After thanking her closest supporters, Ms Milthorpe implored voters across the country to not “let this energy dissipate”.
“Keep having conversations with friends, family and colleagues,” she said.
“Keep hoping for a better future for our beautiful children, and keep fighting, and I will fight right alongside of you.”
‘Voters never get it wrong’: Ley breaks silence
Farrer’s former longtime MP Sussan Ley urged the party she used to lead to “accept this result with humility”.
Ms Ley held the seat for 25 years and quit after being rolled as Liberal Party leader earlier this year.
She hastily left federal politics after her ousting and has kept out of the public eye, despite pumping $250,000 into the Liberal candidate’s campaign.
“The seat of Farrer was created in 1949. Until tonight, at every one of the 30 elections since, through different and challenging circumstances, it has been held without exception by the Liberal and National parties,” Ms Ley said in a statement.
“It would be an error to reduce both the scale and significance of tonight’s defeat to a Coalition split which occurred months ago, or to misattribute it to the date the vote was held.
“I urge the Liberal leadership to accept this result with humility because the voters never get it wrong.
“On the day the leadership spilled in February, the new leader said the Liberal Party needed to ‘change or die’.
“Three months later, the result in Farrer demonstrates that statement to be far truer today than it ever was then.”
‘Western Sydney, here we come’
Mr Joyce earlier warned Anthony Albanese his party was setting its eyes on Western Sydney.
Labor has dominated Sydney’s multicultural, working class western suburbs for decades.
Asked post-election call what his message for the Prime Minister was, Mr Joyce said: “Western Sydney, here we come. Believe you me.”
He said he had come across One Nation supporters backgrounds while campaigning in Farrer.
“We’re coming to Western Sydney,” Mr Joyce said.

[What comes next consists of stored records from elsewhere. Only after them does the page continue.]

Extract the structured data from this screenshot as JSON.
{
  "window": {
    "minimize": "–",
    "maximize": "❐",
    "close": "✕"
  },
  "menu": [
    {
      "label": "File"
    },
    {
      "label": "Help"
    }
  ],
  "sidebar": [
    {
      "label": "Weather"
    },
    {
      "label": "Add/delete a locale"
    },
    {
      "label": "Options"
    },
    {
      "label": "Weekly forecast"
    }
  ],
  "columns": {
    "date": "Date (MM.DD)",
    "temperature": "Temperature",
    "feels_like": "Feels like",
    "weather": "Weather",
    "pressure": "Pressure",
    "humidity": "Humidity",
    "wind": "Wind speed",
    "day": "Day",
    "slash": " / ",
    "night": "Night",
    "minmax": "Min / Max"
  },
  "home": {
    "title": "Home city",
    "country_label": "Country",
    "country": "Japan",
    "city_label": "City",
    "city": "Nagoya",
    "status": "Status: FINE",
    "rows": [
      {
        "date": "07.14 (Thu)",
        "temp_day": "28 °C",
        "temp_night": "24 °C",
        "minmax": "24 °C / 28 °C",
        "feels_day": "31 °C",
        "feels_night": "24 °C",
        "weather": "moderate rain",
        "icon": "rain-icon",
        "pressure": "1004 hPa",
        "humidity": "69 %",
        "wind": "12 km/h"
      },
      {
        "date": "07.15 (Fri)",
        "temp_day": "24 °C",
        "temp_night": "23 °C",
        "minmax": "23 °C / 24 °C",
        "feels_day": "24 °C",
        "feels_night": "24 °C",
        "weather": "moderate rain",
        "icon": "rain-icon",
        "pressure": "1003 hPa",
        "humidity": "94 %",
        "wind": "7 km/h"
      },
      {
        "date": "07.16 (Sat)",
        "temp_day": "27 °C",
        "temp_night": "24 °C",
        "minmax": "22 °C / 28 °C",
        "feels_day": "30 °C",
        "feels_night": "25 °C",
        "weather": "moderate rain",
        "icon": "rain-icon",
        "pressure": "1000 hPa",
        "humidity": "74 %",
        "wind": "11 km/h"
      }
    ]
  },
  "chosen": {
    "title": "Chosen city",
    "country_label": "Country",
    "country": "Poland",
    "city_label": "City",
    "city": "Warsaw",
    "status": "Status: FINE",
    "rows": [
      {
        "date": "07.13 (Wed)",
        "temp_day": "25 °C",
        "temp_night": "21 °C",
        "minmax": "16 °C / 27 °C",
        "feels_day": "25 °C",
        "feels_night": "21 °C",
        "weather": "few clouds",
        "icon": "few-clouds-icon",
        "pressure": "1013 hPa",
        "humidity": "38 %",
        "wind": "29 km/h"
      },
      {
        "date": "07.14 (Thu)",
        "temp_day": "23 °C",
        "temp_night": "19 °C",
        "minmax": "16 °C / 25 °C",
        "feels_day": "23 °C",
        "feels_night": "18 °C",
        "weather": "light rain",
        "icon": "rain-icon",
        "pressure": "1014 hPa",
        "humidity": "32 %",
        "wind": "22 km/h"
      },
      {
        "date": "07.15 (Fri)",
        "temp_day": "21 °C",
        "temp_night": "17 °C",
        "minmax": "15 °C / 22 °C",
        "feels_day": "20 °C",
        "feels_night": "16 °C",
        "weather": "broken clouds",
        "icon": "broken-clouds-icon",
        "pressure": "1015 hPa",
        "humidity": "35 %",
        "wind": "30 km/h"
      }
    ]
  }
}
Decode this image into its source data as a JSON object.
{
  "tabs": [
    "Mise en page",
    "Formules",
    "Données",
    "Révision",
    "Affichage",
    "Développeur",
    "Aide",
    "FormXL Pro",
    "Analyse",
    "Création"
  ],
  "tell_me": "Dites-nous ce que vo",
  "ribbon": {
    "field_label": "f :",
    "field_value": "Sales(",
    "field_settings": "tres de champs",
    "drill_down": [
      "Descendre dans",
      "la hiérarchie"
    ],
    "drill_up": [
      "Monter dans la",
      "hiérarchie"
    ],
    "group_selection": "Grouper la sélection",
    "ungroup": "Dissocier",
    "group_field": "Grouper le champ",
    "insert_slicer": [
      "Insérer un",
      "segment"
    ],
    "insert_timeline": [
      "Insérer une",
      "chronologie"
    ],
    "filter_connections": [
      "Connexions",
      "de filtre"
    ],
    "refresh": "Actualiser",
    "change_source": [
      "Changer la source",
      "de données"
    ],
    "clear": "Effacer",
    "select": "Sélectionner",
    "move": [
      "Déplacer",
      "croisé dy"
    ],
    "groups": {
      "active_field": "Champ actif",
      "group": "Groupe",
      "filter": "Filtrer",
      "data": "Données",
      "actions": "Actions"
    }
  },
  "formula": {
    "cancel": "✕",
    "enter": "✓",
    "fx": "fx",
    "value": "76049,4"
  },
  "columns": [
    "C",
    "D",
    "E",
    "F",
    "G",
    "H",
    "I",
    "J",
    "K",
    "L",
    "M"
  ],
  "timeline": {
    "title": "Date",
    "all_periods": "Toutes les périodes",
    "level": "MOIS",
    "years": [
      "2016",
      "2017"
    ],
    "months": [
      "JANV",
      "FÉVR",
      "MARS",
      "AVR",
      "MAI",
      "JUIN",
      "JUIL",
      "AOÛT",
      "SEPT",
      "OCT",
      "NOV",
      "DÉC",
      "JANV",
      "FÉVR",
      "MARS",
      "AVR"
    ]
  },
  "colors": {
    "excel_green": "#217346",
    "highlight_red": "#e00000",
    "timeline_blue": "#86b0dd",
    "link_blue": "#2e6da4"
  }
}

“I look forward to meeting you there, Chris Bowen. I’ll be on the stage. Come talk to me.”
New One Nation MP
Mr Farley will join Mr Joyce in the lower house, following the former deputy prime minister’s switch from the Nationals to One Nation late last year.
Mr Farley is a high-profile agribusiness leader and who served as chief executive of the Australian Agricultural Company, as well as and managing director of Australian cotton giant Colly Cotton.
A heavyweight in the irrigation and commodities sectors, he has worked across the world, including in the US.
With just 12 per cent of ballots officially tallied, Mr Farley surged to 41 per cent of the primary vote to his independent rival’s 28 per cent.
The Liberal and Nationals candidates were sitting just north of 9 per cent.